Lyon était en fâcheuse posture après le match aller. Lyon devait donc attaquer. Claude Puel ne semblait pas au courant, misant encore et toujours sur la solidité de son bloc. Cette fois, la politique du petit bras n'a pas payé.

Déjà le 4-2-3-1 aligné par Claude Puel avait fait tiquer. Pas de deuxième attaquant. Pas de véritable meneur de jeu avec Miralem Pjanic sur le banc. Lisandro Lopez retrouvait l’axe avec César Delgado en position d’électron libre.
La volonté était évidente et presque immuable chez Claude Puel. S’appuyer sur son bloc dense pour ne pas encaisser de but. Tenir le plus possible et attendre une hypothétique occasion pour revenir à hauteur sur l’ensemble des deux rencontres.
Alerte dès la 3e minute Mais une finale de la Ligue des champions, ça vient rarement tout seul en se contentant de défendre. Le manque d’ambition des Lyonnais aurait pu être sanctionné dès la 3e minute quand Müller a manqué une offrande d’Olic. Le jeune talent bavarois s’est vite rattrapé en rendant la politesse au Croate après avoir résisté à Réveillère (26e).
Alors ensuite, Puel a tenté de corriger ses erreurs. Mais à lutter contre sa nature, l’entraîneur des Gones a encore échoué. A la pause, Cissokho est remplacé par Gomis. Bastos passe en arrière gauche et l’ancien Stéphanois est censé apporter du poids en attaque. Résultat, Gomis gaspille une occasion énorme en expédiant sa reprise dans les airs (50e). Robben profite, lui, de la présence de son nouveau garde du corps pour enfin se montrer après avoir été muselé par Cissokho.

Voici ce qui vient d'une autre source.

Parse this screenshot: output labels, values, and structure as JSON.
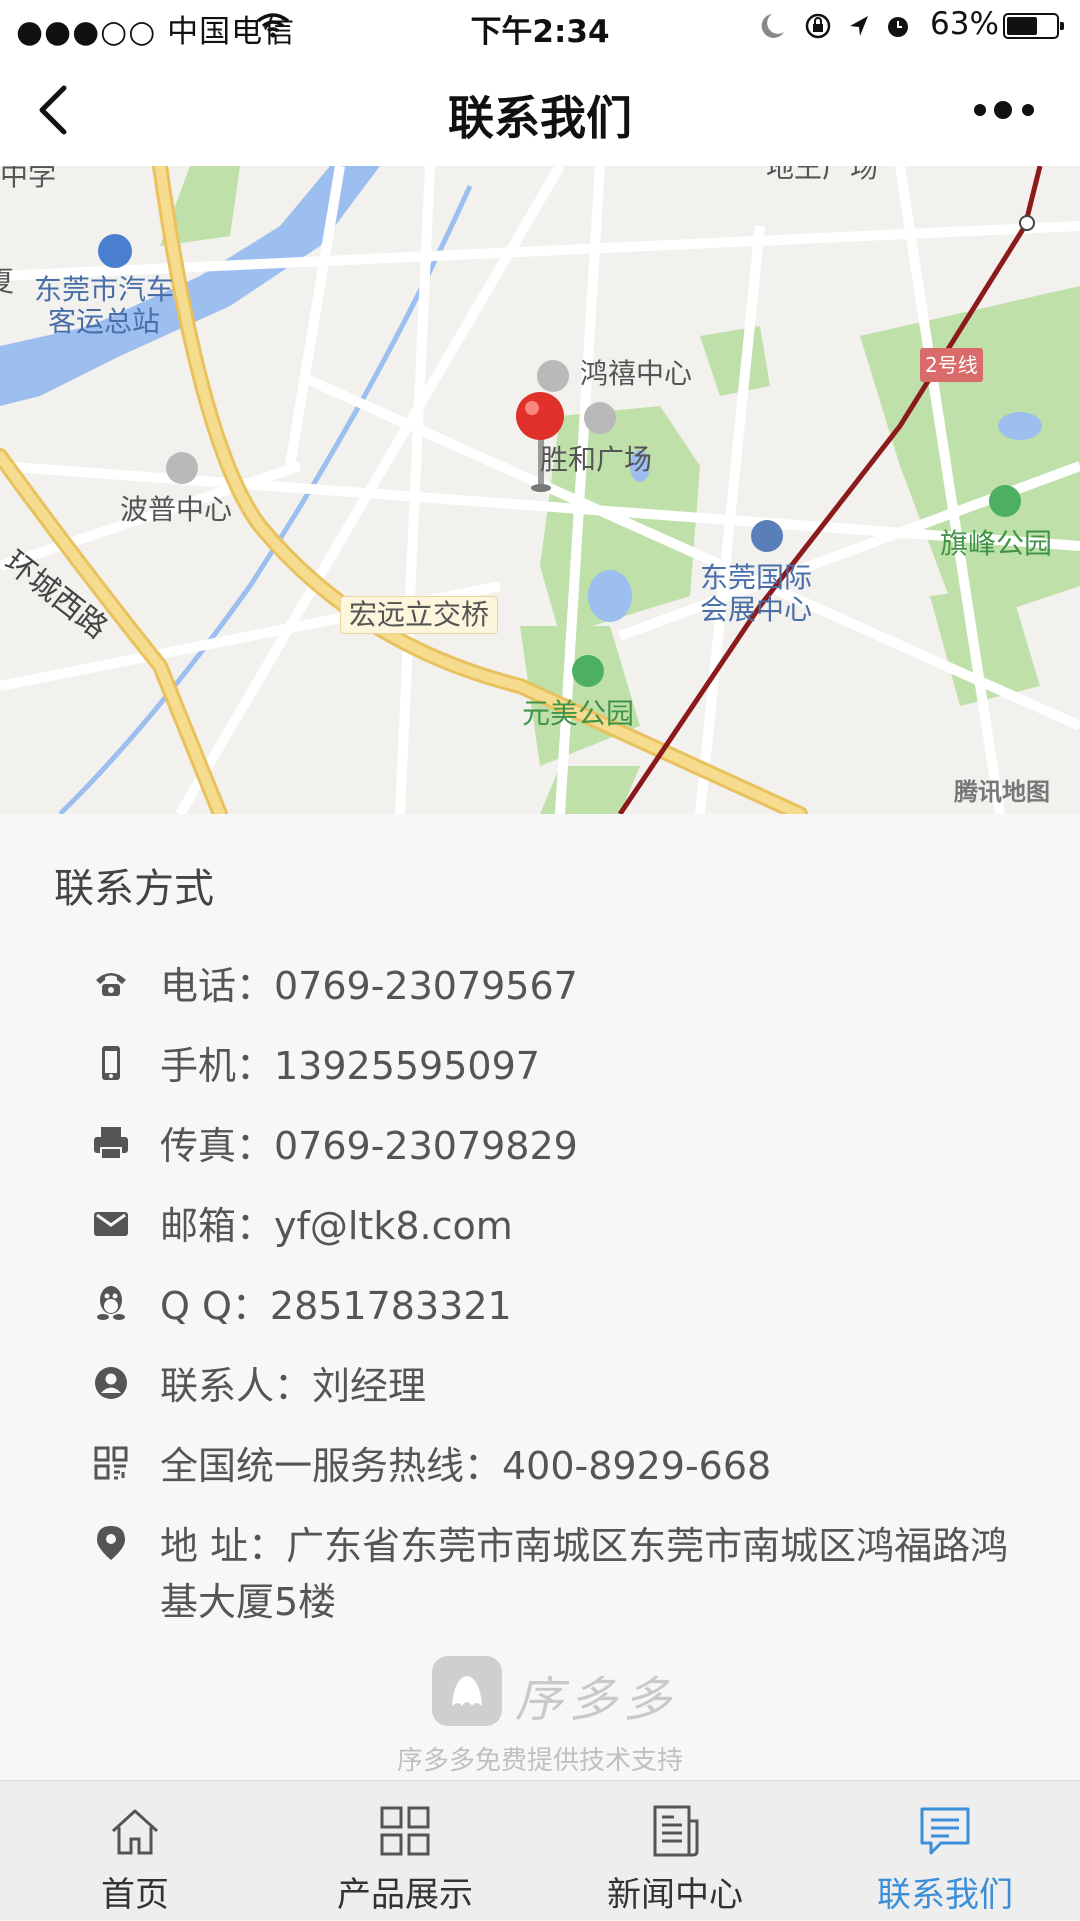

Puel se ravise trop tard Delgado, trop indécis en meneur de jeu, a lui été remplacé par Pjanic à la 69e minute. C’était bien trop tard. Cris avait déjà été expulsé pour avoir contesté une décision de M. Busacca (60e) et Olic avait réalisé le doublé en profitant des nouveaux espaces dans la surface lyonnaise où Gonalons avait reculé (66e). Le Croate s’est ensuite offert le coup du chapeau sur une tête décroisée (78e).
En atteignant enfin les demi-finales de Ligue des champions, l’OL a franchi une étape non négligeable dans sa construction européenne. Mais il n’est pas encore convié au saint des saints. Difficile d’y prétendre quand on refuse aussi souvent le jeu.